FAMILLE ROYALE D’ESPAGNE

(suite)

<<< Suite de l’article N°1

Y voir le tableau généalogique de la Maison de BOURBON-ESPAGNE

 

Isabelle II séjourne à Arcachon

La mère d’Alphonse XII n’était pas présente aux fiançail­les de son fils et de Marie-Christine en août 1879, à Arcachon. Sans doute voulut elle connaître le cadre où elles s’étaient con­clues car elle vint à Arcachon, exactement un an après, en août 1880, avec une suite de trente trois personnes.
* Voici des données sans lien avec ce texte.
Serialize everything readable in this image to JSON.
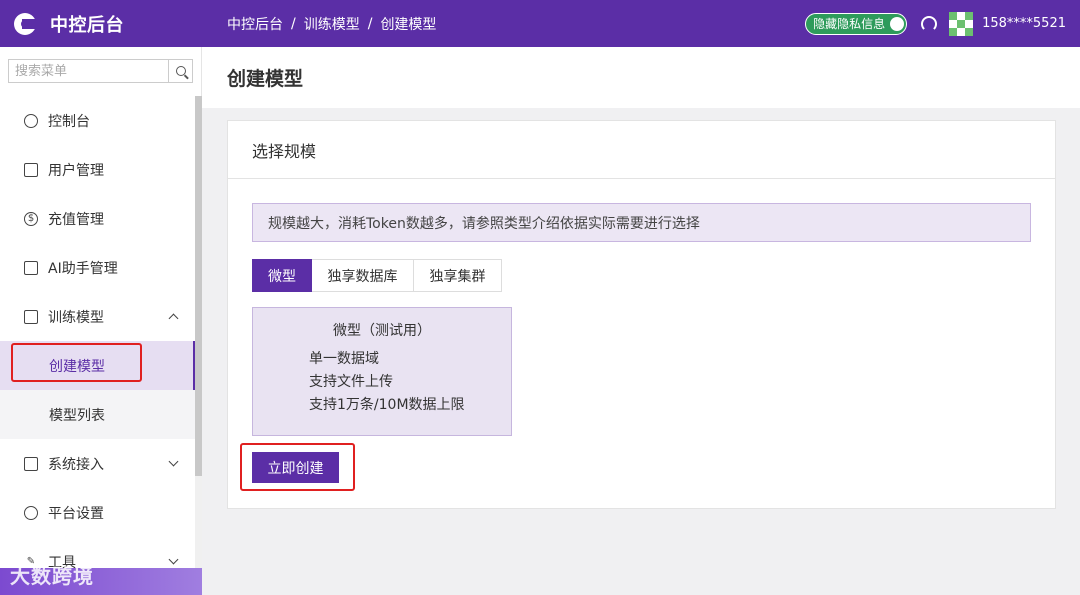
{
  "app": {
    "logo_icon": "logo-icon",
    "title": "中控后台"
  },
  "breadcrumb": [
    "中控后台",
    "训练模型",
    "创建模型"
  ],
  "header": {
    "privacy_toggle_label": "隐藏隐私信息",
    "privacy_toggle_on": true,
    "support_icon": "headset-icon",
    "user_phone": "158****5521"
  },
  "sidebar": {
    "search_placeholder": "搜索菜单",
    "items": [
      {
        "label": "控制台",
        "icon": "dashboard-icon"
      },
      {
        "label": "用户管理",
        "icon": "id-card-icon"
      },
      {
        "label": "充值管理",
        "icon": "dollar-icon"
      },
      {
        "label": "AI助手管理",
        "icon": "assistant-icon"
      },
      {
        "label": "训练模型",
        "icon": "list-icon",
        "expanded": true,
        "children": [
          {
            "label": "创建模型",
            "active": true
          },
          {
            "label": "模型列表"
          }
        ]
      },
      {
        "label": "系统接入",
        "icon": "grid-icon",
        "expanded": false
      },
      {
        "label": "平台设置",
        "icon": "gear-icon"
      },
      {
        "label": "工具",
        "icon": "wrench-icon",
        "expanded": false
      }
    ],
    "watermark": "大数跨境"
  },
  "main": {
    "page_title": "创建模型",
    "card_title": "选择规模",
    "notice": "规模越大，消耗Token数越多，请参照类型介绍依据实际需要进行选择",
    "tabs": [
      {
        "label": "微型",
        "active": true
      },
      {
        "label": "独享数据库",
        "active": false
      },
      {
        "label": "独享集群",
        "active": false
      }
    ],
    "tier": {
      "title": "微型（测试用）",
      "features": [
        "单一数据域",
        "支持文件上传",
        "支持1万条/10M数据上限"
      ]
    },
    "create_button": "立即创建"
  },
  "colors": {
    "primary": "#5b2ea6",
    "highlight": "#e02020",
    "toggle_on": "#2e9b5b"
  }
}
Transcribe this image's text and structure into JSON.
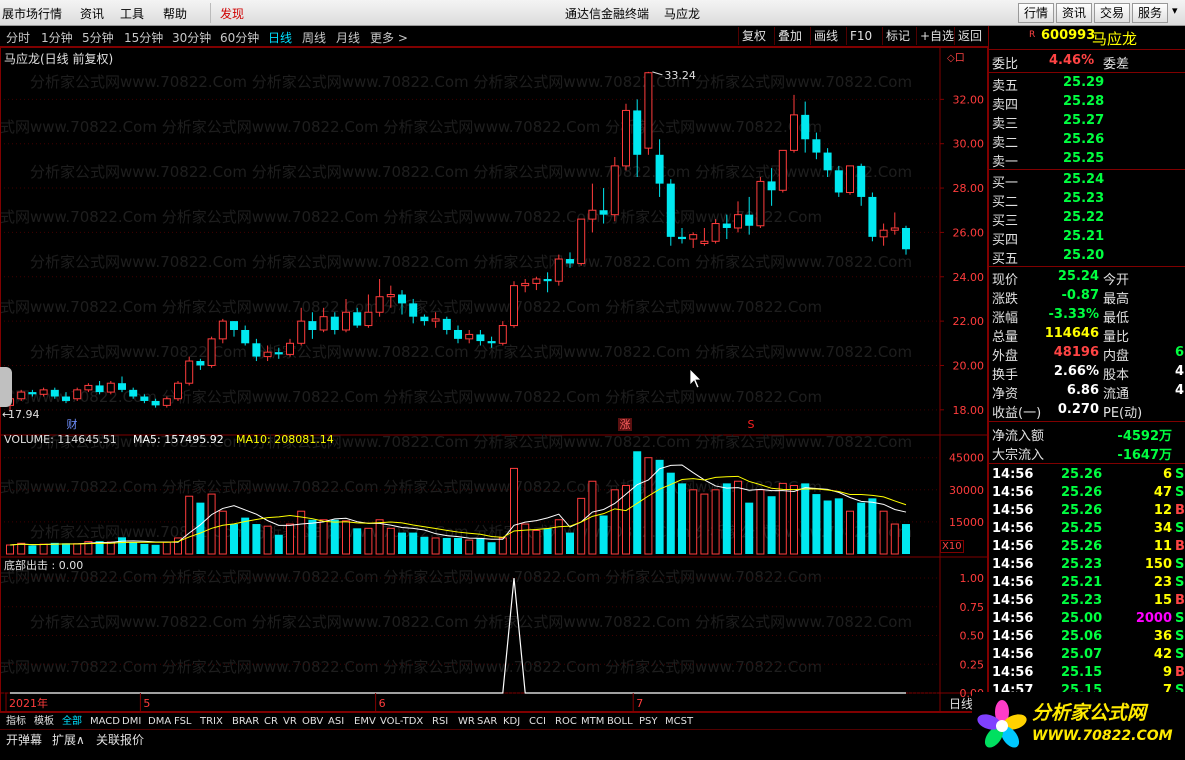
{
  "menu": {
    "items": [
      "展市场行情",
      "资讯",
      "工具",
      "帮助"
    ],
    "discover": "发现",
    "title": "通达信金融终端",
    "stock_title": "马应龙",
    "right_buttons": [
      "行情",
      "资讯",
      "交易",
      "服务"
    ]
  },
  "toolbar": {
    "periods": [
      "分时",
      "1分钟",
      "5分钟",
      "15分钟",
      "30分钟",
      "60分钟",
      "日线",
      "周线",
      "月线",
      "更多 >"
    ],
    "active_period": "日线",
    "tools": [
      "复权",
      "叠加",
      "画线",
      "F10",
      "标记",
      "+自选",
      "返回"
    ]
  },
  "chart": {
    "title": "马应龙(日线 前复权)",
    "watermark": "分析家公式网www.70822.Com",
    "max_label": "33.24",
    "min_label": "17.94",
    "badge_cai": "财",
    "badge_zhang": "涨",
    "badge_s": "S",
    "volume_label": "VOLUME: 114645.51",
    "ma5_label": "MA5: 157495.92",
    "ma10_label": "MA10: 208081.14",
    "x10_label": "X10",
    "indicator_label": "底部出击 : 0.00",
    "dates": [
      "2021年",
      "5",
      "6",
      "7"
    ],
    "period_tag": "日线"
  },
  "chart_data": {
    "type": "candlestick",
    "price_axis": [
      18.0,
      20.0,
      22.0,
      24.0,
      26.0,
      28.0,
      30.0,
      32.0
    ],
    "volume_axis": [
      15000,
      30000,
      45000
    ],
    "indicator_axis": [
      0.0,
      0.25,
      0.5,
      0.75,
      1.0
    ],
    "ylim": [
      17.0,
      34.0
    ],
    "candles": [
      [
        18.2,
        18.5,
        18.0,
        18.6
      ],
      [
        18.5,
        18.8,
        18.4,
        18.9
      ],
      [
        18.8,
        18.7,
        18.6,
        18.9
      ],
      [
        18.7,
        18.9,
        18.6,
        19.0
      ],
      [
        18.9,
        18.6,
        18.5,
        19.0
      ],
      [
        18.6,
        18.4,
        18.3,
        18.8
      ],
      [
        18.5,
        18.9,
        18.4,
        19.0
      ],
      [
        18.9,
        19.1,
        18.8,
        19.2
      ],
      [
        19.1,
        18.8,
        18.7,
        19.3
      ],
      [
        18.8,
        19.2,
        18.7,
        19.3
      ],
      [
        19.2,
        18.9,
        18.8,
        19.5
      ],
      [
        18.9,
        18.6,
        18.5,
        19.0
      ],
      [
        18.6,
        18.4,
        18.3,
        18.7
      ],
      [
        18.4,
        18.2,
        18.1,
        18.5
      ],
      [
        18.2,
        18.5,
        18.1,
        18.6
      ],
      [
        18.5,
        19.2,
        18.4,
        19.3
      ],
      [
        19.2,
        20.2,
        19.1,
        20.4
      ],
      [
        20.2,
        20.0,
        19.8,
        20.3
      ],
      [
        20.0,
        21.2,
        19.9,
        21.3
      ],
      [
        21.2,
        22.0,
        21.0,
        22.1
      ],
      [
        22.0,
        21.6,
        21.3,
        22.0
      ],
      [
        21.6,
        21.0,
        20.9,
        21.8
      ],
      [
        21.0,
        20.4,
        20.2,
        21.2
      ],
      [
        20.4,
        20.6,
        20.2,
        20.9
      ],
      [
        20.6,
        20.5,
        20.3,
        20.8
      ],
      [
        20.5,
        21.0,
        20.4,
        21.2
      ],
      [
        21.0,
        22.0,
        20.9,
        22.6
      ],
      [
        22.0,
        21.6,
        21.2,
        22.4
      ],
      [
        21.6,
        22.2,
        21.5,
        22.6
      ],
      [
        22.2,
        21.6,
        21.4,
        22.4
      ],
      [
        21.6,
        22.4,
        21.5,
        23.0
      ],
      [
        22.4,
        21.8,
        21.7,
        22.6
      ],
      [
        21.8,
        22.4,
        21.7,
        23.2
      ],
      [
        22.4,
        23.1,
        22.2,
        23.9
      ],
      [
        23.1,
        23.2,
        22.6,
        23.6
      ],
      [
        23.2,
        22.8,
        22.3,
        23.4
      ],
      [
        22.8,
        22.2,
        21.9,
        23.0
      ],
      [
        22.2,
        22.0,
        21.8,
        22.3
      ],
      [
        22.0,
        22.1,
        21.7,
        22.4
      ],
      [
        22.1,
        21.6,
        21.4,
        22.2
      ],
      [
        21.6,
        21.2,
        21.0,
        21.8
      ],
      [
        21.2,
        21.4,
        21.0,
        21.6
      ],
      [
        21.4,
        21.1,
        20.9,
        21.6
      ],
      [
        21.1,
        21.0,
        20.8,
        21.3
      ],
      [
        21.0,
        21.8,
        20.9,
        22.0
      ],
      [
        21.8,
        23.6,
        21.7,
        23.8
      ],
      [
        23.6,
        23.7,
        23.3,
        23.9
      ],
      [
        23.7,
        23.9,
        23.4,
        24.0
      ],
      [
        23.9,
        23.8,
        23.3,
        24.2
      ],
      [
        23.8,
        24.8,
        23.6,
        25.0
      ],
      [
        24.8,
        24.6,
        24.4,
        25.1
      ],
      [
        24.6,
        26.6,
        24.5,
        26.6
      ],
      [
        26.6,
        27.0,
        26.0,
        28.2
      ],
      [
        27.0,
        26.8,
        26.4,
        28.0
      ],
      [
        26.8,
        29.0,
        26.5,
        29.4
      ],
      [
        29.0,
        31.5,
        28.8,
        31.8
      ],
      [
        31.5,
        29.5,
        28.5,
        32.0
      ],
      [
        29.8,
        33.2,
        29.5,
        33.24
      ],
      [
        29.5,
        28.2,
        27.6,
        30.2
      ],
      [
        28.2,
        25.8,
        25.4,
        28.4
      ],
      [
        25.8,
        25.7,
        25.5,
        26.2
      ],
      [
        25.7,
        25.9,
        25.3,
        26.0
      ],
      [
        25.5,
        25.6,
        25.4,
        26.2
      ],
      [
        25.6,
        26.4,
        25.5,
        26.6
      ],
      [
        26.4,
        26.2,
        25.7,
        26.8
      ],
      [
        26.2,
        26.8,
        26.0,
        27.4
      ],
      [
        26.8,
        26.3,
        25.9,
        27.6
      ],
      [
        26.3,
        28.3,
        26.2,
        28.5
      ],
      [
        28.3,
        27.9,
        27.2,
        28.9
      ],
      [
        27.9,
        29.7,
        27.8,
        29.7
      ],
      [
        29.7,
        31.3,
        29.6,
        32.2
      ],
      [
        31.3,
        30.2,
        29.6,
        31.9
      ],
      [
        30.2,
        29.6,
        29.3,
        30.5
      ],
      [
        29.6,
        28.8,
        28.5,
        29.8
      ],
      [
        28.8,
        27.8,
        27.6,
        29.0
      ],
      [
        27.8,
        29.0,
        27.7,
        29.0
      ],
      [
        29.0,
        27.6,
        27.2,
        29.1
      ],
      [
        27.6,
        25.8,
        25.6,
        27.8
      ],
      [
        25.8,
        26.1,
        25.4,
        26.4
      ],
      [
        26.1,
        26.2,
        25.9,
        26.9
      ],
      [
        26.2,
        25.24,
        25.0,
        26.3
      ]
    ],
    "volumes": [
      4200,
      5000,
      4000,
      4600,
      5200,
      5000,
      4800,
      5800,
      6000,
      5600,
      7800,
      5600,
      4700,
      4300,
      5500,
      7500,
      27000,
      24000,
      28000,
      20000,
      14000,
      17000,
      14000,
      13000,
      9000,
      14000,
      20000,
      16000,
      16000,
      16000,
      15500,
      12000,
      12000,
      16000,
      12000,
      10000,
      10000,
      8000,
      7500,
      7500,
      7500,
      6500,
      7500,
      5500,
      7500,
      40000,
      14000,
      11000,
      12000,
      16000,
      10000,
      26000,
      34000,
      18000,
      30000,
      32000,
      48000,
      45000,
      44000,
      38000,
      33000,
      30000,
      28000,
      30000,
      33000,
      34000,
      24000,
      30000,
      27000,
      33000,
      32000,
      33000,
      28000,
      25000,
      26000,
      20000,
      24000,
      26000,
      20000,
      14000,
      14000
    ],
    "indicator": {
      "name": "底部出击",
      "values": [
        0,
        0,
        0,
        0,
        0,
        0,
        0,
        0,
        0,
        0,
        0,
        0,
        0,
        0,
        0,
        0,
        0,
        0,
        0,
        0,
        0,
        0,
        0,
        0,
        0,
        0,
        0,
        0,
        0,
        0,
        0,
        0,
        0,
        0,
        0,
        0,
        0,
        0,
        0,
        0,
        0,
        0,
        0,
        0,
        0,
        1,
        0,
        0,
        0,
        0,
        0,
        0,
        0,
        0,
        0,
        0,
        0,
        0,
        0,
        0,
        0,
        0,
        0,
        0,
        0,
        0,
        0,
        0,
        0,
        0,
        0,
        0,
        0,
        0,
        0,
        0,
        0,
        0,
        0,
        0,
        0
      ]
    }
  },
  "side": {
    "code": "600993",
    "name": "马应龙",
    "r_mark": "R",
    "webi_label": "委比",
    "webi_value": "4.46%",
    "wecha_label": "委差",
    "asks": [
      {
        "label": "卖五",
        "price": "25.29"
      },
      {
        "label": "卖四",
        "price": "25.28"
      },
      {
        "label": "卖三",
        "price": "25.27"
      },
      {
        "label": "卖二",
        "price": "25.26"
      },
      {
        "label": "卖一",
        "price": "25.25"
      }
    ],
    "bids": [
      {
        "label": "买一",
        "price": "25.24"
      },
      {
        "label": "买二",
        "price": "25.23"
      },
      {
        "label": "买三",
        "price": "25.22"
      },
      {
        "label": "买四",
        "price": "25.21"
      },
      {
        "label": "买五",
        "price": "25.20"
      }
    ],
    "stats": [
      {
        "l1": "现价",
        "v1": "25.24",
        "c1": "green",
        "l2": "今开"
      },
      {
        "l1": "涨跌",
        "v1": "-0.87",
        "c1": "green",
        "l2": "最高"
      },
      {
        "l1": "涨幅",
        "v1": "-3.33%",
        "c1": "green",
        "l2": "最低"
      },
      {
        "l1": "总量",
        "v1": "114646",
        "c1": "yellow",
        "l2": "量比"
      },
      {
        "l1": "外盘",
        "v1": "48196",
        "c1": "red",
        "l2": "内盘",
        "v2": "6",
        "c2": "green"
      },
      {
        "l1": "换手",
        "v1": "2.66%",
        "c1": "white",
        "l2": "股本",
        "v2": "4",
        "c2": "white"
      },
      {
        "l1": "净资",
        "v1": "6.86",
        "c1": "white",
        "l2": "流通",
        "v2": "4",
        "c2": "white"
      },
      {
        "l1": "收益(一)",
        "v1": "0.270",
        "c1": "white",
        "l2": "PE(动)"
      }
    ],
    "flow": [
      {
        "label": "净流入额",
        "value": "-4592万"
      },
      {
        "label": "大宗流入",
        "value": "-1647万"
      }
    ],
    "ticks": [
      {
        "t": "14:56",
        "p": "25.26",
        "v": "6",
        "vc": "yellow",
        "s": "S"
      },
      {
        "t": "14:56",
        "p": "25.26",
        "v": "47",
        "vc": "yellow",
        "s": "S"
      },
      {
        "t": "14:56",
        "p": "25.26",
        "v": "12",
        "vc": "yellow",
        "s": "B"
      },
      {
        "t": "14:56",
        "p": "25.25",
        "v": "34",
        "vc": "yellow",
        "s": "S"
      },
      {
        "t": "14:56",
        "p": "25.26",
        "v": "11",
        "vc": "yellow",
        "s": "B"
      },
      {
        "t": "14:56",
        "p": "25.23",
        "v": "150",
        "vc": "yellow",
        "s": "S"
      },
      {
        "t": "14:56",
        "p": "25.21",
        "v": "23",
        "vc": "yellow",
        "s": "S"
      },
      {
        "t": "14:56",
        "p": "25.23",
        "v": "15",
        "vc": "yellow",
        "s": "B"
      },
      {
        "t": "14:56",
        "p": "25.00",
        "v": "2000",
        "vc": "magenta",
        "s": "S"
      },
      {
        "t": "14:56",
        "p": "25.06",
        "v": "36",
        "vc": "yellow",
        "s": "S"
      },
      {
        "t": "14:56",
        "p": "25.07",
        "v": "42",
        "vc": "yellow",
        "s": "S"
      },
      {
        "t": "14:56",
        "p": "25.15",
        "v": "9",
        "vc": "yellow",
        "s": "B"
      },
      {
        "t": "14:57",
        "p": "25.15",
        "v": "7",
        "vc": "yellow",
        "s": "S"
      }
    ]
  },
  "indicator_tabs": [
    "指标",
    "模板",
    "全部",
    "MACD",
    "DMI",
    "DMA",
    "FSL",
    "TRIX",
    "BRAR",
    "CR",
    "VR",
    "OBV",
    "ASI",
    "EMV",
    "VOL-TDX",
    "RSI",
    "WR",
    "SAR",
    "KDJ",
    "CCI",
    "ROC",
    "MTM",
    "BOLL",
    "PSY",
    "MCST"
  ],
  "active_indicator_tab": "全部",
  "bottom_buttons": [
    "开弹幕",
    "扩展∧",
    "关联报价"
  ],
  "logo": {
    "text": "分析家公式网",
    "url": "WWW.70822.COM"
  },
  "colors": {
    "up": "#ff3c3c",
    "down": "#00e8f0",
    "ma5": "#ffffff",
    "ma10": "#ffff00",
    "grid": "#800000"
  }
}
Elle s’installa, le 14 août dans la ville Carmen, allée Carmen, aujourd’hui allée du Docteur Lalesque en ville d’Hiver, villa appartenant à M. Hennon, conseiller municipal. Le dimanche 15 août la musique municipale alla jouer sous ses fenêtres et le soir ce fut l’orchestre du casino.

Le marquis de Campo, propriétaire du « Chalet rouge »11 au bord du Bassin, avait mis ce dernier à la disposition de la reine pour lui servir de cabine de bain. Chaque matin elle y venait se mettre en tenue et se baignait sur la plage en toute tranquil­lité, le « chalet rouge » à l’époque étant assez isolé. Ses après-midi étaient occupées par des promenades en forêt ou sur l’eau dans le canot de l’inspecteur des douanes ou dans celui du com­missaire de la marine mis à sa disposition.